Вспомните клятву Гиппократа: «Считать научившего меня врачебному искусству наравне с моими родителями, делиться с ним своими достатками и в случае надобности помогать ему в его нуждах; его потомство считать своими братьями, и это искусство, если они захотят его изучать, преподавать им безвозмездно и без всякого договора; наставления, устные уроки и все остальное в учении сообщать своим сыновьям, сыновьям своего учителя и ученикам, связанным обязательством и клятвой по закону медицинскому, но никому другому». Не все сегодня чтут эту традицию, но русская школа всегда оставалась самобытной. Она всегда призывала старших заботиться о младших.
Кстати, мне недавно подарили старинную книгу 1899 г. издания «Севастопольские письма и воспоминания». В ней опубликованы письма Н.И. Пирогова его жене. В этой личной переписке замечаешь, что он больше гражданин, чем врач. В одном из писем он переживает, что у его ученика Обермюллера была стерта нога во время тяжелой дороги. Когда учителя относятся к тебе как к родному человеку, как ты можешь их забыть?
К тому же он дарит специальность, которая долгие годы кормит тебя и всю твою семью. Где бы ты ни был, если ты держишь в руках скальпель, ножницы и пинцет, то сможешь помочь человеку.

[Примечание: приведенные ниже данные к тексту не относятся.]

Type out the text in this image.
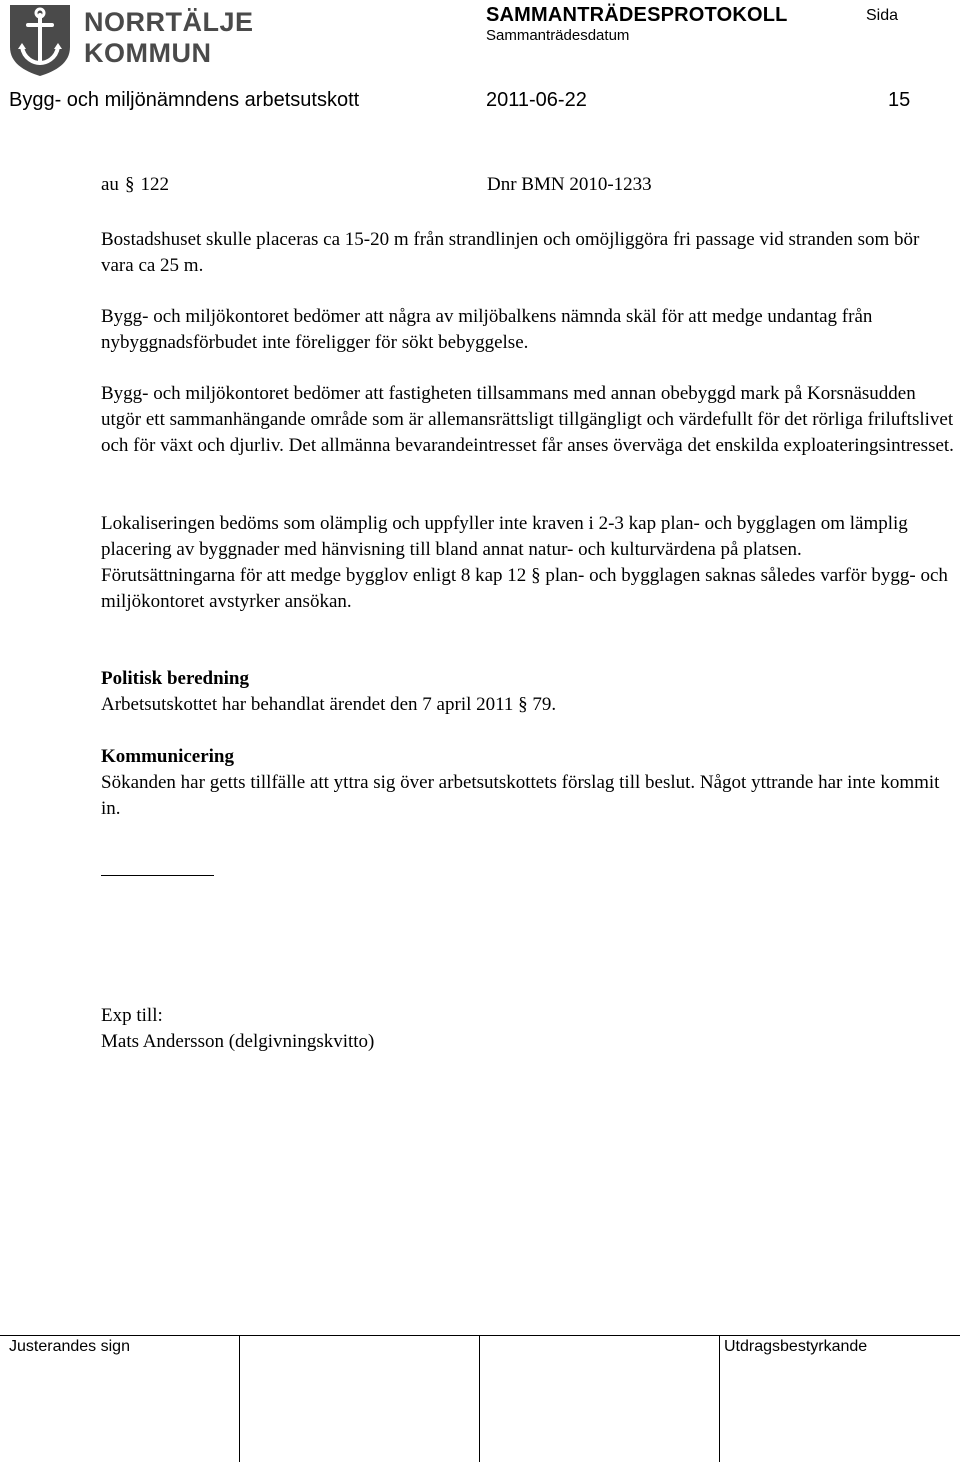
NORRTÄLJE
KOMMUN
SAMMANTRÄDESPROTOKOLL
Sammanträdesdatum
Sida
Bygg- och miljönämndens arbetsutskott	2011-06-22	15
au § 122	Dnr BMN 2010-1233

Bostadshuset skulle placeras ca 15-20 m från strandlinjen och omöjliggöra fri passage vid stranden som bör vara ca 25 m.

Bygg- och miljökontoret bedömer att några av miljöbalkens nämnda skäl för att medge undantag från nybyggnadsförbudet inte föreligger för sökt bebyggelse.

Bygg- och miljökontoret bedömer att fastigheten tillsammans med annan obebyggd mark på Korsnäsudden utgör ett sammanhängande område som är allemansrättsligt tillgängligt och värdefullt för det rörliga friluftslivet och för växt och djurliv. Det allmänna bevarandeintresset får anses överväga det enskilda exploateringsintresset.

Lokaliseringen bedöms som olämplig och uppfyller inte kraven i 2-3 kap plan- och bygglagen om lämplig placering av byggnader med hänvisning till bland annat natur- och kulturvärdena på platsen.

Förutsättningarna för att medge bygglov enligt 8 kap 12 § plan- och bygglagen saknas således varför bygg- och miljökontoret avstyrker ansökan.

Politisk beredning

Arbetsutskottet har behandlat ärendet den 7 april 2011 § 79.

Kommunicering

Sökanden har getts tillfälle att yttra sig över arbetsutskottets förslag till beslut. Något yttrande har inte kommit in.

Exp till:

Mats Andersson (delgivningskvitto)

Justerandes sign	Utdragsbestyrkande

Я вспоминаю своих учителей — все они светлые, добрые люди. Они понимали, что их студенты не очень хорошо жили, поэтому они нас подкармливали, приглашали к себе домой. В те годы люди работали на периферии, в регионах, молодые ребята приезжали туда по распределению, жили скромно в общежитии. И только попробуй не приди к учителю после операции домой на пельмени! Он с тобой утром разговаривать не будет. Разве это не человеческое отношение к ученику?
— Хирург А.В. Вишневский писал: «Я почти не читал занимательных книг, хирургия опустошила меня. О, до чего она жадная». Согласны ли вы с этим утверждением? Остается ли у вас время на самого себя?
— С чтением непрофессиональной литературы и правда не очень хорошо. В основном приходится читать научные публикации, чтобы не отставать от учеников. Тут Вишневский прав.
Но во главе угла все-таки стоит любовь. Она не дает заниматься другими делами, мы бросаем все и бежим к любимому человеку. Так же и любимая работа, которая опустошает не меньше. Но, с другой стороны, она дарит огромное удовлетворение и счастье. Счастье от того, что ты обладаешь навыками, спасающими жизни других людей, что у тебя прекрасный коллектив, что тебя окружают любимые ученики и что тебя понимают дома.
Кстати, хирургия спасает самих хирургов. Я вспоминаю некоторых ровесников, с которыми мы учились и которые сегодня стали известными врачами. И если бы они не поступили в медицинский институт, то, возможно, их история закончилась бы печально. Только хирургия их спасла. Она заставила заняться делом, день и ночь выхаживать больных, уставать так, что и подумать некогда о всякой глупости. Поэтому хирургия спасает многих — и пациентов, и врачей.